First detailed measurement of the M87 jet's collimation profile down to ~10 Schwarzschild radii, linking core size and position across multiple frequencies.

Findings

Jet width scales with frequency as W_c(ν) ∝ ν^{-0.71}

Collimation profile connects smoothly to outer parabolic jet structure

Possible change from parabolic to more radial shape near the black hole

Abstract

We investigated the detailed inner jet structure of M87 using the Very Long Baseline Array data at 2, 5, 8.4, 15, 23.8, 43, and 86 GHz, especially focusing on the multi-frequency properties of the radio core at the jet base.

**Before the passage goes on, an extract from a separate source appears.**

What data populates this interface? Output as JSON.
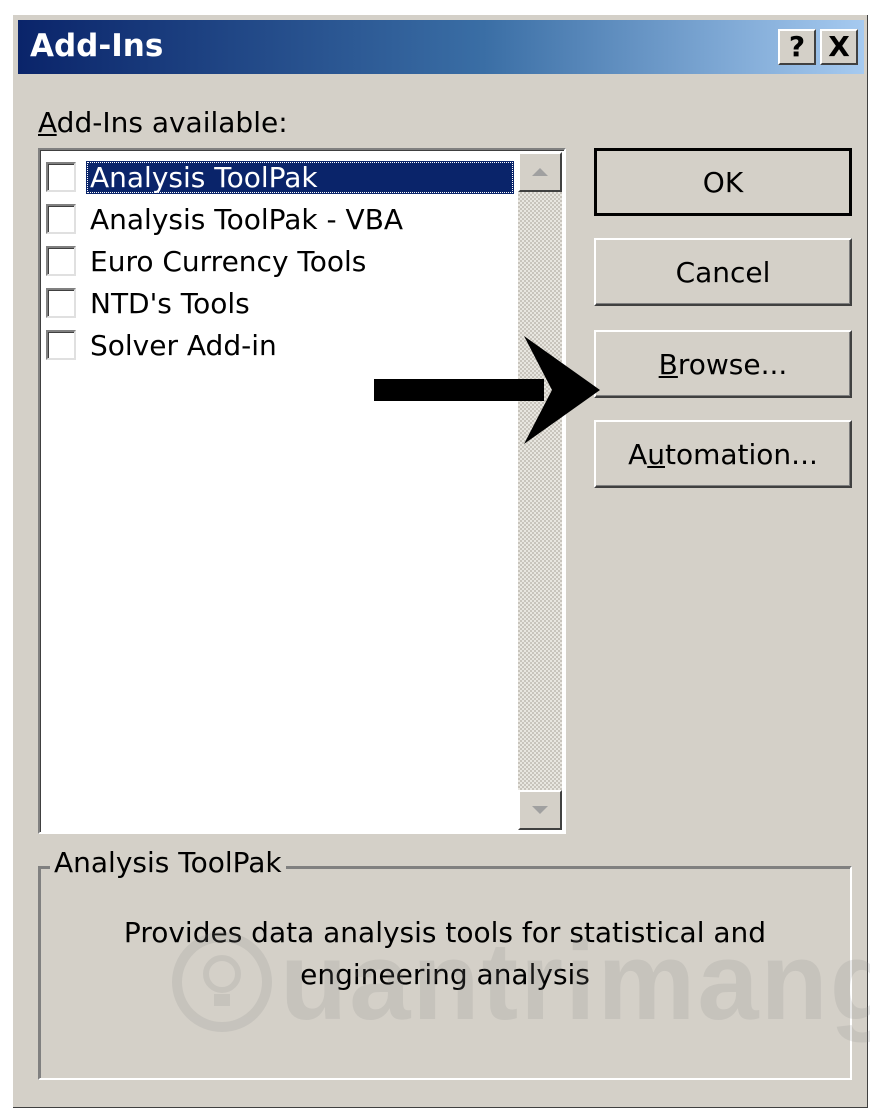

First, we measured a size of the core region transverse to the jet axis, defined as $W_{\rm c}$, at each frequency \nu, and found a relation between $W_{\rm c}$ and $\nu$ as $W_{\rm c}(\nu) \propto \nu^{-0.71\pm0.05}$. Then, by combining $W_{\rm c}(\nu)$ and the frequency dependence of the core position $r_{\rm c}(\nu)$, which was obtained by our previous study, we have constructed a collimation profile of the innermost jet $W_{\rm c}(r)$ down to ~10 Schwarzschild radii ($R_{\rm s}$) from the central black hole. We found that $W_{\rm c}(r)$ smoothly connects with the width profile of the outer edge-brightened, parabolic jet, and then follows a similar radial dependence down to several tens of $R_{\rm s}$. Closer to the black hole, the measured radial profile suggests a possible change of the jet collimation shape from the outer parabolic one, in which the jet shape tends to become more radially-oriented. This could be related to a magnetic collimation process or/and interaction with surrounding materials at the jet base. The present results shed light on the importance of higher-sensitivity/resolution imaging studies for M87 at 86, 43 and also 22 GHz, and should be examined more rigorously.